Monday, April 10, 2006

baby attempts suicide

3 years old, and with the desire for Flintstones Tylenol, I began my quest. I made sure my mother was occupied with my baby sister and out of sight. I then entered the bathroom, where I climbed up atop the toilet, and from there pulled myself across to the bathroom sink. 


I recalled my observances of my parents opening a door behind the mirror several times to take out those sweet Flintstones Tylenol tablets for me when my head hurt. After remembering this, I gave a nod of approval and pulled open the cabinet. Then, I carefully read the directions in great detail to know how much I could safely eat; the whole bottle. 


The uncanny resemblance to not only the appearance, but the taste of these tylenols toward the PEZ candies was quite striking. My only flaw in this whole scheme was that I carelessly left the mirror door open and the bottle of Tylenol on the sink. Curse my laziness! Actually, if I hadn't covered my ass and cleaned up I may not have been able to tell this story!

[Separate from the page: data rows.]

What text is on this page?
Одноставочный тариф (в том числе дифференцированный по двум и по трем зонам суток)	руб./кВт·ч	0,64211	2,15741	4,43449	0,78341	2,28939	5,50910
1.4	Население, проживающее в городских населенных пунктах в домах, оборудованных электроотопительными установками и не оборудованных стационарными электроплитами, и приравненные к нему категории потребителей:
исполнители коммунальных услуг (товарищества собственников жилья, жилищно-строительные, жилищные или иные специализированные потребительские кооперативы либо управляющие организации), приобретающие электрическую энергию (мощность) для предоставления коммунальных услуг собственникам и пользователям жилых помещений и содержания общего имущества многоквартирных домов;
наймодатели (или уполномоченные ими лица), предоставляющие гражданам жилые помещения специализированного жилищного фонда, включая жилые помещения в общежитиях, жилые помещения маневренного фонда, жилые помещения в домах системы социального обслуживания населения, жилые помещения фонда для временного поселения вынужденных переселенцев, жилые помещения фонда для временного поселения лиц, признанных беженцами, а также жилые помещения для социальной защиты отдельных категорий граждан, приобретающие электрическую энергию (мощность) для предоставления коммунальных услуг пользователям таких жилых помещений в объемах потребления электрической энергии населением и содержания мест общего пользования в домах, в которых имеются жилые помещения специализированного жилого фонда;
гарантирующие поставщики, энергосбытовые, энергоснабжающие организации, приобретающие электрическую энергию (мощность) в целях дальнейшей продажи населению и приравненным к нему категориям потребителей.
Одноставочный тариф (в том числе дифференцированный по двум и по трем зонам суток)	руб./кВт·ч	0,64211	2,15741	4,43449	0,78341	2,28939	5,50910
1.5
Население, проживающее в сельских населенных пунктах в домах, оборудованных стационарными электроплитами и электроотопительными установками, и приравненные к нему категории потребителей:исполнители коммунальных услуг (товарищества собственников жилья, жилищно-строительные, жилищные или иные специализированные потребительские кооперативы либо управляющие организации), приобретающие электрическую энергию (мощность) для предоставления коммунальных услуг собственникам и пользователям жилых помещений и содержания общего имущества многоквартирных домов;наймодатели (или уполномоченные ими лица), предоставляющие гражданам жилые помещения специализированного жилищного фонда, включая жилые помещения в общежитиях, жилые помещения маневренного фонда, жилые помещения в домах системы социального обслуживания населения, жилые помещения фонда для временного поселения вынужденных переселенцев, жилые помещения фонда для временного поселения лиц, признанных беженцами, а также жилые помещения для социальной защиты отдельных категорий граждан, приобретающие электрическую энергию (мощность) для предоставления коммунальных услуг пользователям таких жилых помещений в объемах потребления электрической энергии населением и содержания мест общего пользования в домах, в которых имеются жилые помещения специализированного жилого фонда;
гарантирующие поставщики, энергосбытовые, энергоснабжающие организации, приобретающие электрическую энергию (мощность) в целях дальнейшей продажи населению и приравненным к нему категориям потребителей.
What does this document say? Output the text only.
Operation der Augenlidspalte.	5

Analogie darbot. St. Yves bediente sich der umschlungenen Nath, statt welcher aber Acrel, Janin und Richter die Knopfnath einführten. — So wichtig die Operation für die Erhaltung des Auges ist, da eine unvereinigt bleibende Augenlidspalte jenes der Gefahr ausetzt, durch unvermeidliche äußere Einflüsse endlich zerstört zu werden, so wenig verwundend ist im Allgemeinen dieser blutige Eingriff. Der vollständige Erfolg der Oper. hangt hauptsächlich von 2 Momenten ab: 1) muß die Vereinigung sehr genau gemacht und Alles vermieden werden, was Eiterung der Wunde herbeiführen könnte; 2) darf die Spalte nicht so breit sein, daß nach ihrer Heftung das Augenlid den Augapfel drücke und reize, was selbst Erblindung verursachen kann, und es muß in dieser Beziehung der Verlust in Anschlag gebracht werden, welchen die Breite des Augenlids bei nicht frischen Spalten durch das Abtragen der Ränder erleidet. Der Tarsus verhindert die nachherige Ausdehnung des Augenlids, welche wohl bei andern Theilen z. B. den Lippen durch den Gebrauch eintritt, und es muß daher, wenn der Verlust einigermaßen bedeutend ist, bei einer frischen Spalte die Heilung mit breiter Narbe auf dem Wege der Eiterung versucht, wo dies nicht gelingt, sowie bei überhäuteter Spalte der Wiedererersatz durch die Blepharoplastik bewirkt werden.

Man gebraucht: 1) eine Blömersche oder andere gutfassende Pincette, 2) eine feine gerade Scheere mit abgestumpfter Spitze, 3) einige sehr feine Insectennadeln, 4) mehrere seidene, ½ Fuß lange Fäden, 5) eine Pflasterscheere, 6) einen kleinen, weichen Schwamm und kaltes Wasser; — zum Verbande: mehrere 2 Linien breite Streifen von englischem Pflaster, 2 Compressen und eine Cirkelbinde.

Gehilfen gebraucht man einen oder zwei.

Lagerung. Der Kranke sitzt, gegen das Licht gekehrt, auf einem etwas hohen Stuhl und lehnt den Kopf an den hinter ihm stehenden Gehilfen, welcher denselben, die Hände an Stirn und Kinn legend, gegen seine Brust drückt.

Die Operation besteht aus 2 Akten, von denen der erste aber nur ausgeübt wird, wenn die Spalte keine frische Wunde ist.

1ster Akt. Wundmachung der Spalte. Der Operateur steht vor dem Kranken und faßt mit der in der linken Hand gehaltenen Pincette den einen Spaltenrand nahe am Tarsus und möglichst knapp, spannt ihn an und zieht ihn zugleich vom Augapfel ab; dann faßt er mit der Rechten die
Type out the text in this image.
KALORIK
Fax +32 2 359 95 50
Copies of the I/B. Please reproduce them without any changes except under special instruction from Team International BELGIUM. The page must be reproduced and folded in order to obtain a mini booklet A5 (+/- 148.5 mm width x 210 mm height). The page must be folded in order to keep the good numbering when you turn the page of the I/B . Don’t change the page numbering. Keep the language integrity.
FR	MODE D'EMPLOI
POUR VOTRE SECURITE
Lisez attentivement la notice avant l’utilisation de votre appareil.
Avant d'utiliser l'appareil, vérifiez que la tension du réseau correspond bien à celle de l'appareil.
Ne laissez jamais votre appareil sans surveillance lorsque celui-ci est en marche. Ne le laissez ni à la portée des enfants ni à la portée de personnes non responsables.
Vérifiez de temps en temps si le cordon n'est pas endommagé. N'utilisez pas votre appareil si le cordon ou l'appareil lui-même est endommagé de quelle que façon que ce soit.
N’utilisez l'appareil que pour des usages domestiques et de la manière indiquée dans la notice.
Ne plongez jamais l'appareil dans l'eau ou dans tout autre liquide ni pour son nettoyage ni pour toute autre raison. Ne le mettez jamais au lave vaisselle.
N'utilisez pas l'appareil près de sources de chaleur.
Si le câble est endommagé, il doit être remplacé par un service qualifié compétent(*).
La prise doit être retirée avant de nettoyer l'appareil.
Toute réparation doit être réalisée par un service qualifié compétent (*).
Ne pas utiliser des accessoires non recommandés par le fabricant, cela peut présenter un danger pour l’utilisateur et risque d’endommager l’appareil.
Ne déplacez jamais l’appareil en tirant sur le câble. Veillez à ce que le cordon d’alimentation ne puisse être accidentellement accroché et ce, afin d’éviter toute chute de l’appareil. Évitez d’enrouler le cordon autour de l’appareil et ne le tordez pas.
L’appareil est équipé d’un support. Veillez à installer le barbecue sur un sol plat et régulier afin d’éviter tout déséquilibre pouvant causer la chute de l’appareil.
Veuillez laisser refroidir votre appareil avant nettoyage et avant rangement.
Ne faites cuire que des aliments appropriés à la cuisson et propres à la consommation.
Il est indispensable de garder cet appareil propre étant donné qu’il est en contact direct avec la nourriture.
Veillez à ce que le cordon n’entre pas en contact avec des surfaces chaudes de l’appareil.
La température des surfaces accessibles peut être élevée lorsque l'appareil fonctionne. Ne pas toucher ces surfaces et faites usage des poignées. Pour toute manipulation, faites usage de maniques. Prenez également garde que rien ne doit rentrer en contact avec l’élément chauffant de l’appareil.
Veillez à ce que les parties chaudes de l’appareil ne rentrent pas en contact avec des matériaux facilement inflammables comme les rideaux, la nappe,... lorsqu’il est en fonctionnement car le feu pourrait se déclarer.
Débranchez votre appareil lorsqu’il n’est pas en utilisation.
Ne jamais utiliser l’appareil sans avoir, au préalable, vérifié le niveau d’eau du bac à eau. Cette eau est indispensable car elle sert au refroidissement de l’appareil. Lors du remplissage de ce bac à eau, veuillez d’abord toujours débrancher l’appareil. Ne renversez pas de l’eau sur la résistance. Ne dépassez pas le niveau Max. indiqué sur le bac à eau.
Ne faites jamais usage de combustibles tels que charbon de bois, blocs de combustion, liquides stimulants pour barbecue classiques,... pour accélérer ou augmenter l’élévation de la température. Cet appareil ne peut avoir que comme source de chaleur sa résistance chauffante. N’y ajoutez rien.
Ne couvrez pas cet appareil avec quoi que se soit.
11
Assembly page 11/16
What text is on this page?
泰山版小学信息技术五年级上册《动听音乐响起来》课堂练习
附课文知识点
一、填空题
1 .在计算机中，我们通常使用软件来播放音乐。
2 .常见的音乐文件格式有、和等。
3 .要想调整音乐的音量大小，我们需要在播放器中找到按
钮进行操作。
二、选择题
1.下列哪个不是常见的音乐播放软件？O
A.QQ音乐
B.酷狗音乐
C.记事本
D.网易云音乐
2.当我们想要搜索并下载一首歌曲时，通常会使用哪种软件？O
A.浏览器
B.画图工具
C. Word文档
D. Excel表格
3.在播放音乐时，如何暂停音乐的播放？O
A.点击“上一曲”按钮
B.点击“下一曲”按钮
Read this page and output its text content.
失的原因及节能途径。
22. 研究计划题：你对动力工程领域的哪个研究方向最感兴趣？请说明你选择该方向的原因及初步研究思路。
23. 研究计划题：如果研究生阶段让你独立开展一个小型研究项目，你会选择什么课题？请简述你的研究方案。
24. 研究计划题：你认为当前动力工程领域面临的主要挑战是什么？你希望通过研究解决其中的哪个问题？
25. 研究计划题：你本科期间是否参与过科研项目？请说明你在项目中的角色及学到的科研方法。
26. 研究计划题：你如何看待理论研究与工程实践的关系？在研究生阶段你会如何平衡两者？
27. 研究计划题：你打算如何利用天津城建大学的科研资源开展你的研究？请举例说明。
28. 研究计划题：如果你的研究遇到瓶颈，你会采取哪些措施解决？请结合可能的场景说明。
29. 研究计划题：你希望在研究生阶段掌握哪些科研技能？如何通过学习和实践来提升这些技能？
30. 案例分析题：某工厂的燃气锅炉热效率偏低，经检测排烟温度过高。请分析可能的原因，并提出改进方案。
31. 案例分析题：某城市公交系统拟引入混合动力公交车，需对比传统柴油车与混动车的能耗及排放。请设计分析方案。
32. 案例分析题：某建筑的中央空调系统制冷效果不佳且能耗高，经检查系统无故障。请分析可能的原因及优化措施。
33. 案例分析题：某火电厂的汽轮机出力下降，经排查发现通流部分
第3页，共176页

After ignoring the call of my mother for me the last 5 minutes while I was on mission, she became curious as to what her 3 year old son was doing. My sloppiness had failed me, and I was busted, and although I was not scolded by my mother, I was thrown into the car instantly and taken to the hospital to have my stomach pumped. I don't remember any part of the entire event being unpleasant at all actually.

Wednesday, April 05, 2006

at the plate



I'm really seeing the ball well lately. I've got my batting average up to .400 as of last night, I just wish I could hit the ball over the fence for once. I found that I need to sit back more, and keep my weight on my right foot and let my torso drive me around to go through the ball. The first try was a double over the left fielders head. Good results I'd say. I'm stealing bases like it's my job too. Wait, it is my job.

My Reformation class is kind of a beating. I'm Catholic, and I'm not going to lie it's kind of rough to hear about your church being broken apart, mocked, and changed so radically into Protestant demoninations.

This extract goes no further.